La loi n’impose aucune date fixe. L’employeur peut choisir le jour qui lui convient, à condition que l’intervalle entre deux paies ne dépasse pas un mois pour un salarié mensualisé. La périodicité doit ensuite être respectée chaque mois.

Quel est le délai normal pour être payé ?

Pour un salarié mensualisé, le délai normal est d’un mois après la fin de la période travaillée. Pour un salarié non mensualisé, c’est 15 jours maximum. Au-delà, l’employeur s’expose à une amende de 2 250 € par salarié.

Que faire si mon employeur ne paie pas mon salaire ?

Envoyez d’abord une mise en demeure par lettre recommandée. Si le retard persiste, vous pouvez cesser de travailler et saisir le conseil de prud’hommes. Vous avez trois ans pour réclamer le salaire dû.

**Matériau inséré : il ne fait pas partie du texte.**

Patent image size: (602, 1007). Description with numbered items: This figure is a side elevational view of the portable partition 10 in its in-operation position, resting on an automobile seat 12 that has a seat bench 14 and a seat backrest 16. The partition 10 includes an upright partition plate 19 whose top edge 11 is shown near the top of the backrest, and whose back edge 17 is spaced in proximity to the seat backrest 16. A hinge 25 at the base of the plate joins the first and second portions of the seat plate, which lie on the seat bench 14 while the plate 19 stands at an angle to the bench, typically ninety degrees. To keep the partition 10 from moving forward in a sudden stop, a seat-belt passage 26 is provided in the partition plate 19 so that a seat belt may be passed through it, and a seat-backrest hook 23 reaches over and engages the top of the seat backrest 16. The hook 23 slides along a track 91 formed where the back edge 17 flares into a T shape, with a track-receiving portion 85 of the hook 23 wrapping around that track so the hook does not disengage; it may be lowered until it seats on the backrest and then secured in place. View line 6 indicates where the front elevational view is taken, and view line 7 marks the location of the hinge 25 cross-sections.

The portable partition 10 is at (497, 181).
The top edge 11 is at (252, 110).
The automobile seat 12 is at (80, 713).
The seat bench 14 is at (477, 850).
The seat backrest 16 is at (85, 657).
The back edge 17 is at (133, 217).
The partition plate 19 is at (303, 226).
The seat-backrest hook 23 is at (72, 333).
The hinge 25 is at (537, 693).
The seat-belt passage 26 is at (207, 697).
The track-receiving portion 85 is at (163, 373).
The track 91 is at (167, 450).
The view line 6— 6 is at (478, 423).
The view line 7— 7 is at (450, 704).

Mon employeur peut-il changer la date de versement du salaire ?

Pas unilatéralement. La date de versement caractérise un usage et fait partie des conditions de travail. Tout changement nécessite l’accord du salarié ou un accord d’entreprise. Un changement imposé peut être contesté aux prud’hommes.

Le salaire peut-il être payé en espèces ?

Oui, mais uniquement si le montant net est inférieur à 1 500 € et si le salarié en fait la demande expresse. Au-delà, le paiement doit obligatoirement être effectué par virement bancaire postal ou par chèque barré.